If you are working for a company and you become sick or suffer an accident it is possible that your employer will pay you to the full amount you would have earned if you were still working every week or month for a fixed period of time. Indeed, most employers are bound by law to hand over statutory sick pay for up to 28 weeks, although this is unlikely to match the normal amount that you would earn if still at work.

After this period is up and if they don't have any insurance or savings, chances are someone who is out of work because of illness would have to rely on state benefits to see them through until they are able to work again.

As discussed in previous articles, some employers arrange for a group Income Protection Insurance policy for employees as a benefit of the job, which can pay out more money even after the mandatory sick pay has run out.

Naturally, if you are self employed your options tend to be far more limited.

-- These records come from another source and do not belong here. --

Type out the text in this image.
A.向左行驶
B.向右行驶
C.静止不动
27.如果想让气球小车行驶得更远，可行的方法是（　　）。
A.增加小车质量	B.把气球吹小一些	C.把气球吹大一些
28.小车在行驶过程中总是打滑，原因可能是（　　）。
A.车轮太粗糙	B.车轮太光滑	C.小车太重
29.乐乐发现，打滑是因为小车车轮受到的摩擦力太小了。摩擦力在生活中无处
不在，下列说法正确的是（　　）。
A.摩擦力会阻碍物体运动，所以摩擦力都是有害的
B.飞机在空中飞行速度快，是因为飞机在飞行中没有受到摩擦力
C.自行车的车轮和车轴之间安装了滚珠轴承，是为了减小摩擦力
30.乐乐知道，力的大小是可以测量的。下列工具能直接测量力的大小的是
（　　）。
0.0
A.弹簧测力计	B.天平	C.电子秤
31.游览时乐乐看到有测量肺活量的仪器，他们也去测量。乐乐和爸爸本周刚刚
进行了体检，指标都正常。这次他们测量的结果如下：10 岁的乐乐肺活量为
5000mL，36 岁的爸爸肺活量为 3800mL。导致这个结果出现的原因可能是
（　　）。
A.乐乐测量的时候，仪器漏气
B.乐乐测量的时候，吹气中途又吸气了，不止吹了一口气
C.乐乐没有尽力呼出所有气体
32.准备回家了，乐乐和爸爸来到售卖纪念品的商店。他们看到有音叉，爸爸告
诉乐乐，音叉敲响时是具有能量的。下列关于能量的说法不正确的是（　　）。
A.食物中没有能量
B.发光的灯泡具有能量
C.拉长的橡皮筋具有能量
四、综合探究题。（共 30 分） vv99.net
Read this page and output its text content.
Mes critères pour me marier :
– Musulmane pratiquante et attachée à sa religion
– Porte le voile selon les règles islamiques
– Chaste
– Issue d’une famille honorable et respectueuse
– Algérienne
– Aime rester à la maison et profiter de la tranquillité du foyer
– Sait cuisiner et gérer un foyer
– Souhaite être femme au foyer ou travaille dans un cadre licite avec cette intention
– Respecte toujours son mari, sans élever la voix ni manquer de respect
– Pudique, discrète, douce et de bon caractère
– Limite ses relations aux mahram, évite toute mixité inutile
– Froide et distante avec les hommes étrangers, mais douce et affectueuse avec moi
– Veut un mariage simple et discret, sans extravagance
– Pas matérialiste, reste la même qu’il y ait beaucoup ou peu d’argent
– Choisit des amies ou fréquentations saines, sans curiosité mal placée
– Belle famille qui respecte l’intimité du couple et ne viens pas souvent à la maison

State benefits are not very generous precisely because it is public money, not private investment. If you claim a disability allowance or incapacity benefit of some kind it is more than likely that you will see your income drop quite considerably to a level that the state deems to be the minimum you require to survive..

Similarly, a private insurance policy, like an Income Protection Insurance policy, will not generally allow you to profit from being ill or unable to work. They aim to encourage you back into gainful employment as soon as you are able.

The total amount of your income that you are likely to be able to replace with an Income Protection Insurance policy is broadly comparative to the after-tax income you have lost, minus the amount of whatever state benefits you might be claiming, which more often than not translates into about 55% of your income before tax.